2. 社長が採用選考に積極的に関わっているか
社長の採用選考への関わり方も重要なポイントです。
ベンチャー企業にとって何より大切なのは人材です。
社長もそれを理解して、多忙な中でも時間を割いて自ら積極的に人材発掘に乗り出していることが感じられたら、採用者一人一人を大切にしようとする姿勢の表れだといえます。
具体的な判断材料としては、採用選考の際に社長と早い段階で話す機会があった会社は将来有望なベンチャー企業である可能性が高いといえます。
3. 職場の雰囲気は良いか
企業の良さ・悪さは職場の雰囲気に映し出されます。入社前に企業のオフィスを見る機会があった場合は職場の雰囲気も是非チェックしておきたいところです。

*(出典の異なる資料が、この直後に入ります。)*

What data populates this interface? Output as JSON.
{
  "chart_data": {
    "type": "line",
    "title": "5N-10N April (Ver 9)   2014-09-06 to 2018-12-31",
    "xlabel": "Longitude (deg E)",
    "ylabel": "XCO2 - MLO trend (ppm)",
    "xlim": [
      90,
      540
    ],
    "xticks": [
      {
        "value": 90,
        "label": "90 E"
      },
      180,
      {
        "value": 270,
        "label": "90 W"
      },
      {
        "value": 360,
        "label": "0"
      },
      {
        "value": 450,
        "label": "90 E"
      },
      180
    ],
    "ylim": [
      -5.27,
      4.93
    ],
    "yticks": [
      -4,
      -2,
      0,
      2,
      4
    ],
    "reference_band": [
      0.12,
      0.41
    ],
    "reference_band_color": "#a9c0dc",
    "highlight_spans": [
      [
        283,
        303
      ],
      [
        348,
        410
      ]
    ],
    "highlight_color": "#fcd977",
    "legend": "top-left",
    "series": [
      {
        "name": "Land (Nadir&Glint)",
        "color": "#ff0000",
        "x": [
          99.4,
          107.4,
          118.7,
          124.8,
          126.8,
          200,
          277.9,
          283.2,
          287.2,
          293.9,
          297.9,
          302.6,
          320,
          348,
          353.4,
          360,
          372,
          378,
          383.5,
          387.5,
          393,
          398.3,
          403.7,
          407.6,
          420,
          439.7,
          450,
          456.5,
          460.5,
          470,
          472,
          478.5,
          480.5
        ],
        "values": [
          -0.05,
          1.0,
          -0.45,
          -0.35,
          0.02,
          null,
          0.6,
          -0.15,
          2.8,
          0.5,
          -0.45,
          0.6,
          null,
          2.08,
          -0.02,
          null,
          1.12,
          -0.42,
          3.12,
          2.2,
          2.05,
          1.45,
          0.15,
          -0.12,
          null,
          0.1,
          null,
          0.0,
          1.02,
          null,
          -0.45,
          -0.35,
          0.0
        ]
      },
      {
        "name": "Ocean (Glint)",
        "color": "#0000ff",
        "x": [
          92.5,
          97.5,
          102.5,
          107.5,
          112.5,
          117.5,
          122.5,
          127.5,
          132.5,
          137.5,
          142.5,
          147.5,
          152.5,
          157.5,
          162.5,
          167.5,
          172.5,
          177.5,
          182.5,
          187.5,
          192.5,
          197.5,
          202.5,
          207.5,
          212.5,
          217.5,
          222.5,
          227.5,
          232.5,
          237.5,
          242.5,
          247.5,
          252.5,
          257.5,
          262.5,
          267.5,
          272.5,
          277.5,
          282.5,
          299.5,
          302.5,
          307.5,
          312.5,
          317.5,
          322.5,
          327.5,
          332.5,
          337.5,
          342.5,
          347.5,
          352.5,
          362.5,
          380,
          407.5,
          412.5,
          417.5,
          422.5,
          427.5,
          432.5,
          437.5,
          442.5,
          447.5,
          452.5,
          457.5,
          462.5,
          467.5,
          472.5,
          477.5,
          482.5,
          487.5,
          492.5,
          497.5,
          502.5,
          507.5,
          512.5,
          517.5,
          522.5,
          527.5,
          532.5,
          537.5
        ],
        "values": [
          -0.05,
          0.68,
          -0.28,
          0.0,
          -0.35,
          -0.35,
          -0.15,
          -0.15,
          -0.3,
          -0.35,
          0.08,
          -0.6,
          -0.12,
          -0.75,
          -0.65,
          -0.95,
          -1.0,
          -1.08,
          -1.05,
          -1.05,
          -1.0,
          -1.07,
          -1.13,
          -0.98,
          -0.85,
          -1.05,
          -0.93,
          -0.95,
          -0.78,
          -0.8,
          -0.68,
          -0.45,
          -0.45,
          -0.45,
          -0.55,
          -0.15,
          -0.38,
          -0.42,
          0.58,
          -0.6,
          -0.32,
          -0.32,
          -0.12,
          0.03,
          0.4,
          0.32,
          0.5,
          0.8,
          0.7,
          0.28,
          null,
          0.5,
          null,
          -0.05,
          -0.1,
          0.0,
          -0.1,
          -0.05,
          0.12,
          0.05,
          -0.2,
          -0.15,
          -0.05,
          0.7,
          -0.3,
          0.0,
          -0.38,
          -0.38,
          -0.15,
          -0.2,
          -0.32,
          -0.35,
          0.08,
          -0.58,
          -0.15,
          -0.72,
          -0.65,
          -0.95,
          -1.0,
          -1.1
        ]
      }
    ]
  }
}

誰であれ、雰囲気の悪い職場では働きたくないものなので、それを確かめられるという点では大きな意味があります。
その際、怒号が飛び交っているとか、誰もしゃべらない陰鬱な職場だといった分かりやすい雰囲気だけでなく、細かいところまでチェックしておくことが大切です。
例えば、
「一見きれいなオフィスだけど会議スペースが汚れている」
「社員の服装がだらしない」
などといった部分です。
その結果、自分とは合わないなと感じれば、就職先の候補として外すのも一つの考えだといえるでしょう。
いくら給料などの条件が良くても、感性の合わない会社に入り、いつまでたっても職場の空気になじめないというのはよくある話だからです。
優良企業の見極めは自分の将来の見極め
今回は、ベンチャー企業が優良企業かを見極めるポイントを
・ブラック企業にありがちな特徴
・優良企業と判断できる指標となる特徴
・採用選考の過程でチェックしておくべきポイント
以上3つの側面から考えてみました。
改めて、重要なポイントを振り返ってみましょう。
ブラックの可能性が高いベンチャー企業
1. 大量採用
2. 社員の顔が載っていない公式HP
3. 人数が多い相談役・顧問
4. 抽象的で理想論的な謳い文句
5. 過去に不祥事
優良企業の可能性が高いベンチャー企業
1. ベンチャーキャピタルからの投資
2. 補助金の対象企業
3. 企業への表彰等の受賞歴あり
4. 良好な業績・順調な伸び率
5. 事業拡大が推測される事務所移転
採用選考時のチェックポイント
1. 社長の積極的で熱意ある情報公開
2. 社長の採用選考への積極性
3. 職場の雰囲気
ベンチャー企業が優良企業かどうか見分けるのは、なかなか難しいことだと思うかもしれません。しかし、企業の良い面が現れるポイントと、悪い面、つまりボロが出やすいポイントに注目していくと、気をつけるべき特徴が見えてくるはずです。
就職先となる企業が優良かどうかの見極めは、自分の将来の見極めにも通じます。
ぜひ積極的に企業について調べて、あなたに最適な就職先を見つけてください。